Prep the ingredients per the instructions above.
Preheat the oven to 375°F (190°C).
Make rice pilaf: Set a pot over medium heat. Add the oil to the pot and saute the onion and garlic until the onions start to soften. Stir in the rice. Stir in the broth. Cook according to the directions on the package.
Prep chicken: In a bowl, mix the oil, lemon juice, garlic powder, and oregano. Season with salt and pepper and toss until fully combined. Thread the chicken, zucchini, peppers, and onion onto the wooden skewers, alternating each ingredient. Set aside.
Make the fennel butter: Place the oil, tomato paste, garlic, and half of the fennel in a saucepan over medium heat. Cook for 3 to 5 minutes stirring occasionally until fully combined. Place in a bowl and set aside to cool for 5 minutes. Mix the tomato and chives in a bowl and season with salt. Drizzle with a little olive oil.(Optional: Using a mortar and pestle add the remaining fennel, red pepper flakes and salt to the mortar and give it a rough grind. Can also pulse in a coffee grinder if preferred.) Finish the rice: once cooked fluff with a fork and season with salt and pepper to taste. Cover with a lid to keep warm.
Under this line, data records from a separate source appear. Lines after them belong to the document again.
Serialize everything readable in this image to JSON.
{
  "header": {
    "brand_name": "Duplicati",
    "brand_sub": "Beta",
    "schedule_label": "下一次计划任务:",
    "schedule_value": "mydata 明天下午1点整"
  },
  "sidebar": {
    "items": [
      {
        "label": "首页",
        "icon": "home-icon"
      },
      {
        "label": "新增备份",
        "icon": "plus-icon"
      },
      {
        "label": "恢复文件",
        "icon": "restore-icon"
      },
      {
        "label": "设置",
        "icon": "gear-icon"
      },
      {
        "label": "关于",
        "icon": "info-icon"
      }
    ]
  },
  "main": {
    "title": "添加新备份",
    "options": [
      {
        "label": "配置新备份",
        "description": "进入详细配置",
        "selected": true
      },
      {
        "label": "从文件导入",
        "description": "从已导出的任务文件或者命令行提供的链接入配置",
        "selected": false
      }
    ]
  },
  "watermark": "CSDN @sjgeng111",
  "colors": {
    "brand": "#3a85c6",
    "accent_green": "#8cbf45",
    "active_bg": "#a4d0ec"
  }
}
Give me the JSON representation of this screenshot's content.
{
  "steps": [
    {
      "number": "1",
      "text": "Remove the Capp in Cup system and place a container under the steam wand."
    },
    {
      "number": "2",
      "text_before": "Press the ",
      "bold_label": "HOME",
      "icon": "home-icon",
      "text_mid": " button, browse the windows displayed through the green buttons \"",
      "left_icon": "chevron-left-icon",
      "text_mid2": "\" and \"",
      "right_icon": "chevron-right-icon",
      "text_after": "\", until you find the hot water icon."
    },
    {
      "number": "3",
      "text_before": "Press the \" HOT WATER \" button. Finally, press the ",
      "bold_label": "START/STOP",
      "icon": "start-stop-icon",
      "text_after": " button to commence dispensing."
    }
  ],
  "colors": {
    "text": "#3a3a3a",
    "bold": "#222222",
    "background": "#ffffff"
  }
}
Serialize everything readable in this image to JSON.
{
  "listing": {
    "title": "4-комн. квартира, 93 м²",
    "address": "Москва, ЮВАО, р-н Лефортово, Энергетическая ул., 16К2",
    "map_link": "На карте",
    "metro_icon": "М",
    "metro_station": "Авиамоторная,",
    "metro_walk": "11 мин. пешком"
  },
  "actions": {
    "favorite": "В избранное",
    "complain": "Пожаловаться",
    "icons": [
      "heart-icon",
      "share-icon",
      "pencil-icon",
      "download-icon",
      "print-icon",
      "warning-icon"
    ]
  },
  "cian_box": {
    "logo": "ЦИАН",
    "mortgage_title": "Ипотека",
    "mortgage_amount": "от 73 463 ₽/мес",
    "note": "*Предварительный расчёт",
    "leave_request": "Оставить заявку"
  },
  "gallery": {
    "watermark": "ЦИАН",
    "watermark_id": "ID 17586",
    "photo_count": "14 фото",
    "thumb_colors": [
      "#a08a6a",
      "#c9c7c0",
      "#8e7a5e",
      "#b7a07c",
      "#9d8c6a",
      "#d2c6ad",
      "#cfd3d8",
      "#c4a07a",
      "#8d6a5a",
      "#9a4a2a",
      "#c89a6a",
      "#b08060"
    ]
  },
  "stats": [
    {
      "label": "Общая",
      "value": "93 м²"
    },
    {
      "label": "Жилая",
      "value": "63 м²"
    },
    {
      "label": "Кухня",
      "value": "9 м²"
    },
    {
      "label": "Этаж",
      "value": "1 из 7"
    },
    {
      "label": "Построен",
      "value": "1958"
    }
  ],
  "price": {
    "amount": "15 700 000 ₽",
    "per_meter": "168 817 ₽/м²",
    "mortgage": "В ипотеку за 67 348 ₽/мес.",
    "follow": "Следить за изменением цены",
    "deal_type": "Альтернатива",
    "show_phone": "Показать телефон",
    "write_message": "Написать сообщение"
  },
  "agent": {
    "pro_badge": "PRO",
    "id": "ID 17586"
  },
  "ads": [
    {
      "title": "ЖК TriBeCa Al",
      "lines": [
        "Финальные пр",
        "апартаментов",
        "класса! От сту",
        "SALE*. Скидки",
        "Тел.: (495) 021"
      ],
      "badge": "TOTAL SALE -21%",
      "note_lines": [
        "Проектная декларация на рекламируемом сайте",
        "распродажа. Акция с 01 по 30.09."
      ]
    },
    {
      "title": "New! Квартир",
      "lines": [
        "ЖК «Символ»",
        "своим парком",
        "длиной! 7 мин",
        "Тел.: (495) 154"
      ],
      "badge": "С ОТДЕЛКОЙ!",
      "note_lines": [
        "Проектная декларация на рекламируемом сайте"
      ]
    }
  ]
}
Heat a grill or griddle pan over medium heat.
Grill the chicken on all sides, basting with any remaining marinade throughout cooking. Cook to an internal temperature of 160°F (71°C) using a thermometer.
Finish the butter: beat the softened butter into the cooled tomato paste mixture using a whisk or electric mixer. Season with salt and pepper to taste.
Drizzle one side of the bread with a little oil. Grill the bread on one side until slightly golden brown.
Mix all the ingredients for the cucumber mint water. Serve over ice if desired.
Serve the kabob with rice pilaf, fennel butter topped with the roughly ground fennel and red pepper flakes mixture, grilled bread, tomato chive mixture, and cucumber mint water.